Sure enough, Dr. Erskine senses something in Rogers that he feels makes him the perfect prototype for the “super soldier” serum. After persuading project heads Col. Phillips (Tommy Lee Jones), and Agent Peggy Carter (Hayley Atwell, whose character also happens to be the film’s love interest), Rogers is strapped, injected and transformed from scrawny pint-sized Steve Rogers to the tall, brawny Captain America.

As Captain America, Rogers leads a elite, handpicked group of soldiers to track and take down Hydra, a new Nazi-separatist group led by Johann Schmidt (played perfectly by the always efficient Hugo Weaving), who is hell bent on destroying the entire free world with the power of a supernatural artifact.

What works so well for Captain America: The First Avenger is the adeptly light-hearted approach Johnston tackles the tone of the film with. The film is funny when it needs to be, dramatic when it’s appropriate, and handles its characters with the subtle, nuanced development that has become such a trademark of Marvel’s films ever since 2008’s Iron Man.

Like most of Marvel’s films, Captain America is a story about characters. Rogers is the embodiment of the archetypal American Hero, and I mean that in the least chauvinistic way possible. He’s loyal, passionate, idealistic, humble, selfless and most importantly charismatic, even before he becomes the Captain. His sense of duty and motivation isn’t to serve his country and fight for America, it’s because simply, he feels it’s the right thing to do. If at all the wrongdoings were at the hands of the American government, he’d take them on–solely on the grounds of moral verisimilitude, he’s that type of hero. Like a character from a children’s book, it’s endearing in the most fundamental sense.

Like Johnston’s previous efforts in The Rocketeer and October Sky, he manages to capture a hyper-vintage style in the film’s cinematography, and it works perfectly with the laid back, fantastical tone of the film. Most importantly, Johnston takes on the story and action sequences with high-flying gusto, and it works wonders. At its best, Captain America is reminiscent of Raiders of the Lost Ark and the other Indiana Jones films, at its worst, the film plays off as some of the forgotten early 90’s superhero action-adventures like The Phantom and The Shadow, which isn’t all that bad.

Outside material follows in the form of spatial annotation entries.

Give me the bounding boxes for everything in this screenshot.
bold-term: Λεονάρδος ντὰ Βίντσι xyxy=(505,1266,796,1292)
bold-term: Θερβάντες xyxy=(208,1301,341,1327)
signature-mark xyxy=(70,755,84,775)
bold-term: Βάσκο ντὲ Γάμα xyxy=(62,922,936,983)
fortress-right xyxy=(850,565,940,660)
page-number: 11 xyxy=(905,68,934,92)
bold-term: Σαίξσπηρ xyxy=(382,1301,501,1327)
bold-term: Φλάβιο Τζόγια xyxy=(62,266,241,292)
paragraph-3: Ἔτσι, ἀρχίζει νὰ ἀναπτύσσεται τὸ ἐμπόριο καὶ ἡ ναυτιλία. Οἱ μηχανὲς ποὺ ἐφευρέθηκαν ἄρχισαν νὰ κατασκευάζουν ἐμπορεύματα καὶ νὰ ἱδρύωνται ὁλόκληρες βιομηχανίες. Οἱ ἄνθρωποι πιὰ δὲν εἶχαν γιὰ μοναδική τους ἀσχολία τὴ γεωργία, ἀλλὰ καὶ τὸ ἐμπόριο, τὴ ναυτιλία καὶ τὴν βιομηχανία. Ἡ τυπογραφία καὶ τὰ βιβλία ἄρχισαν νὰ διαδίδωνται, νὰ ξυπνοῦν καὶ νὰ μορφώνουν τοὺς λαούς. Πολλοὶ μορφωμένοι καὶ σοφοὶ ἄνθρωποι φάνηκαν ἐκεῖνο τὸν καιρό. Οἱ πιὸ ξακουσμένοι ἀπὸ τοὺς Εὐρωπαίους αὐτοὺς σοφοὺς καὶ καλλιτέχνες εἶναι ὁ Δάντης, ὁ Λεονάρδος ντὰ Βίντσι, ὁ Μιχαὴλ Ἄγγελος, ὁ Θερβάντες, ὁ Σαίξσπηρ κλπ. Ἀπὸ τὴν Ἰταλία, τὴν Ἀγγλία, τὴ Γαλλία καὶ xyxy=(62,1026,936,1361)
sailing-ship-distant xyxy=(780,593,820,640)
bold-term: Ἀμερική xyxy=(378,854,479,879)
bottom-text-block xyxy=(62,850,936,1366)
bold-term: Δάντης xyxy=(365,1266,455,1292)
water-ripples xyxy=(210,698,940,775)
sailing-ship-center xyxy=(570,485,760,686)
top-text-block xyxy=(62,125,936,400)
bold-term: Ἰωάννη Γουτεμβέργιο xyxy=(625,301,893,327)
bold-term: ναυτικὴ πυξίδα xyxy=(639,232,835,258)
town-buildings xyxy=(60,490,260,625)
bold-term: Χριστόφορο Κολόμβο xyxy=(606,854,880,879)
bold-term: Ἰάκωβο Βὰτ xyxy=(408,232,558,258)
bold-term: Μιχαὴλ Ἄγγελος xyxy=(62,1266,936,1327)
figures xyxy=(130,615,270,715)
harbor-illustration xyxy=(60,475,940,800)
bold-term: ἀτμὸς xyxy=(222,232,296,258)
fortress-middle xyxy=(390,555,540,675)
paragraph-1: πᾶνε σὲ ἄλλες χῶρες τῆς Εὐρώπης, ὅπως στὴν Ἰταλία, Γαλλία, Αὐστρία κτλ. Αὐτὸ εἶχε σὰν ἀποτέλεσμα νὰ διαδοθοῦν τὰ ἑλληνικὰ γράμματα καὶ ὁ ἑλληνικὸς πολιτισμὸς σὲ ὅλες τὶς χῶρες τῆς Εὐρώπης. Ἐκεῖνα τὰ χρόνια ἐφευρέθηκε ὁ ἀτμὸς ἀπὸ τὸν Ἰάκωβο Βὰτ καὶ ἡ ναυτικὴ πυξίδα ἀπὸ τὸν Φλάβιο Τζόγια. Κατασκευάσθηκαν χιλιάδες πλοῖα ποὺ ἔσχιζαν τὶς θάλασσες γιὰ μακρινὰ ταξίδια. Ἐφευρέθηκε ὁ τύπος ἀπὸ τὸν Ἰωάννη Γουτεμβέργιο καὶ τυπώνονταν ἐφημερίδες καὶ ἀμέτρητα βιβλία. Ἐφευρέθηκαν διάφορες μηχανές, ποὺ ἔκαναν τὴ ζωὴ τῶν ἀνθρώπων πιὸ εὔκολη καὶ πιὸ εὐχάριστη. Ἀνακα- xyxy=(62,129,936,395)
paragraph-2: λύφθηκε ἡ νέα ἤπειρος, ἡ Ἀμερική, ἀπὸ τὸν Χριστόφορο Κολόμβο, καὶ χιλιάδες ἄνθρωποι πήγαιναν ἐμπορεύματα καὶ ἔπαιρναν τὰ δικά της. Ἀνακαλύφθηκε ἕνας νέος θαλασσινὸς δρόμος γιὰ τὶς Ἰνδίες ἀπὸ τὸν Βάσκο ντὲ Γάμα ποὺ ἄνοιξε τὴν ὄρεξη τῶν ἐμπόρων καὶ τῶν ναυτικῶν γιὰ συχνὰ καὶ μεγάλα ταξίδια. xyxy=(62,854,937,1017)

If you share any of the preconceptions that I had before going into Captain America: The First Avenger, don’t be a jaded fool like me. The film is decidedly self-aware of what it is and what it’s supposed to do, and it uses that self-reflexive nature to create a stylish, nostalgic, action-adventure that blends its elements seamlessly. With Captain America: The First Avenger we have the summer blockbuster that we’ve been waiting for.

Side-note: At this point it seems to go without saying, but I’ll say it anyways: do not see it in 3D. In fact I’ll just lay this out now so I don’t ever need to mention it anymore: do not see any film in 3D.